E se no último segundo o doente grita "quero viver!"?
Quer por razões profissionais, quer por razões da minha vida pessoal, tive de estudar o mais profundamente que me foi possível a questão da eutanásia e do suicídio assistido. O debate que há anos se faz em torno deste assunto falha, parece-me, num aspeto que me parece crucial: os métodos para se proceder à concretização da opção pela morte antecipada de um doente incurável estão pouco discutidos.
Fui ver a proposta que, em princípio, será votada esta semana pelos deputados e que foi elaborada pelo Partido Socialista, que resulta já de uma reelaboração feita após os vetos e devoluções ao Parlamento decididos por parte do Presidente da República.
Depois de circunscrever as situações e as condições em que tal prática pode ser feita, a proposta de lei, sobre a metodologia a seguir, diz o seguinte: "O médico orientador informa e esclarece o doente sobre os métodos disponíveis para praticar a morte medicamente assistida, designadamente a autoadministração de fármacos letais pelo próprio doente ou a administração pelo médico ou profissional de saúde...".
Portanto, a metodologia seguida (li o restante texto que vai ser votado e nada vi nele que contrariasse o que vou dizer) implica sempre um único processo: aplicar, pelo próprio ou por pessoal médico, um conjunto de drogas que concretize essa morte.
O meu primeiro impulso é simpatizar com a ideia de permitir a eutanásia às pessoas em sofrimento e com doenças incuráveis (se pensar em mim próprio, acho que em agonia similar provavelmente desejaria uma solução dessas), mas, para além de todas as questões éticas, morais, civilizacionais, constitucionais, economicistas, religiosas e outras que tal prática suscita, há este problema para o qual não encontro solução: como impedir a morte em caso de arrependimento de último segundo?
A administração de drogas para causar a eutanásia ou o suicídio assistido, pelo que me foi dado perceber, implica sempre a existência de um pequeno espaço de tempo em que a pessoa ainda está viva (no mínimo, segundo li, cinco segundos). Nessa altura, porém, já não se pode ou é praticamente impossível inverter o processo.
Se nesse pequeno espaço de tempo a pessoa estiver inconsciente, pelo efeito dos barbitúricos ou dos analgésicos utilizados, não consegue aperceber-se do momento da morte, nem consegue comunicar o eventual arrependimento de último segundo.
Se estiver consciente, mas se no seu corpo já tiverem sido injetados os medicamentos que param o coração e a respiração, é praticamente impossível evitar a morte caso a pessoa manifeste uma renovada vontade de viver.
Esta proposta de lei, que pretende melhorar a condição humana, cria, portanto, duas possíveis situações tremendamente desumanas e pode matar pessoas que, apesar de todas as precauções e confirmações anteriormente tomadas, decidem que afinal não queriam morrer naquele preciso momento ou morrem sem terem direito de manifestar essa nova vontade de viver mais um pouco.
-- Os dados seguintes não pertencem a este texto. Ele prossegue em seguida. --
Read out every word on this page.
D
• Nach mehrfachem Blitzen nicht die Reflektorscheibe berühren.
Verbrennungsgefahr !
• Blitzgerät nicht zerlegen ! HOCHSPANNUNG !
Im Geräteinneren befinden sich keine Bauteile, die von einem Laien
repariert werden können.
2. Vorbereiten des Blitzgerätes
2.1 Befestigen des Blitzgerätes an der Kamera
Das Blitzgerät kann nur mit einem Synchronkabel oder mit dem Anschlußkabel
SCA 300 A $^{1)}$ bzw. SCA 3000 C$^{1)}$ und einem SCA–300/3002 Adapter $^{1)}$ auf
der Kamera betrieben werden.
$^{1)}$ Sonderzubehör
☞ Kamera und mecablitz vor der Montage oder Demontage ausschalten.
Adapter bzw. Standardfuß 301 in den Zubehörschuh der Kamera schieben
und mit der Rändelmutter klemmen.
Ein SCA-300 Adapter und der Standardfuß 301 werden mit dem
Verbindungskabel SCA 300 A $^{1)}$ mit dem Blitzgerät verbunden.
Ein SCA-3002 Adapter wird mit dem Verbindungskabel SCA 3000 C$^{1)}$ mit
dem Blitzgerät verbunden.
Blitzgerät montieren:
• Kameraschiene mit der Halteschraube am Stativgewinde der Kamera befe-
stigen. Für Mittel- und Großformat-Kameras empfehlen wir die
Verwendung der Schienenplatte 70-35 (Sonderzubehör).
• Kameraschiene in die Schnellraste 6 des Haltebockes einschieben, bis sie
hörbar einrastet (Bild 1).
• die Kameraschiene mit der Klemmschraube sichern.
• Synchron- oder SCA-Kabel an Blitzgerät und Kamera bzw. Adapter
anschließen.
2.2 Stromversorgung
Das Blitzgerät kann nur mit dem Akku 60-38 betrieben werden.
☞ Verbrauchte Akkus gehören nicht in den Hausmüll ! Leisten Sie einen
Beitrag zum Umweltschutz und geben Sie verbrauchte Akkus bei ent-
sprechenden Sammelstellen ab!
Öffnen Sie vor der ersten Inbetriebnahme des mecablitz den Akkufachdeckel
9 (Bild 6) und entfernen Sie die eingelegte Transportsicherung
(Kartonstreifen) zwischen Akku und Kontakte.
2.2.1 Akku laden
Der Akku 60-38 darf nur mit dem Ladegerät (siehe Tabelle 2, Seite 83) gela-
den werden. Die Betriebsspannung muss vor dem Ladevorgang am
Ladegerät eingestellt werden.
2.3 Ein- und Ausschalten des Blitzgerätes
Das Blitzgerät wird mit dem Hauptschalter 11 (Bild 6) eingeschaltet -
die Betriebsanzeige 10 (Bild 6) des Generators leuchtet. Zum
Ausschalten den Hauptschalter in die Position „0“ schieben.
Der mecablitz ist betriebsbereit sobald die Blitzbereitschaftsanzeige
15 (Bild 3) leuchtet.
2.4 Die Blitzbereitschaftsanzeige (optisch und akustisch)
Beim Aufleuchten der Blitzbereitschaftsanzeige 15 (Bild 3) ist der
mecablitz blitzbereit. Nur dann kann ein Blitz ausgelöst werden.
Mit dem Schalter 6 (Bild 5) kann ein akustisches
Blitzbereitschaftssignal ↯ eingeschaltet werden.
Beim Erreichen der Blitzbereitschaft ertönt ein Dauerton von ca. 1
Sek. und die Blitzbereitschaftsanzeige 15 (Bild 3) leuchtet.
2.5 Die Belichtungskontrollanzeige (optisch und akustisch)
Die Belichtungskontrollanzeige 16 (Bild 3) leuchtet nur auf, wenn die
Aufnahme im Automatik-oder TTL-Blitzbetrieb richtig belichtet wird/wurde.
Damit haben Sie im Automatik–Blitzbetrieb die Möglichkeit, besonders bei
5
A proposta do PS não prevê a chamada "eutanásia passiva", onde o processo usado é retirar ao doente os medicamentos e a alimentação que o mantém vivo. Se o fizesse, porém, enfrentava outro problema: o risco de prolongar o sofrimento, tornando tragicamente insuficiente o pedido de eutanásia, e o de não se perceber na sociedade qual a diferença dessa metodologia da já permitida proibição de distanásia, pois a fronteira que separa a eutanásia da proibição de obstinação terapêutica é, para o cidadão comum, muito ténue e isso pode gerar equívocos graves e fatais.
Há, portanto, uma série de dúvidas fundamentais para as quais me parece não haver respostas satisfatórias. Se eu estou a ver mal este problema e estas respostas existem por eventualmente a ciência as conhecer, deveriam então ser explicitadas na proposta de lei, que deveria então prever a metodologia correta a seguir, não permitindo variações. Nada disso está lá...
Há, depois, todas as outras dúvidas que o longo debate acerca da eutanásia expôs e há também muitos argumentos fortemente válidos a favor da sua instituição.
Mas esses não são os meus pontos de discussão para hoje. A minha questão, agora, é esta: como é que uma lei pode assegurar que se faz eutanásia sem matar quem, no último segundo, grita "afinal, ainda quero viver!"?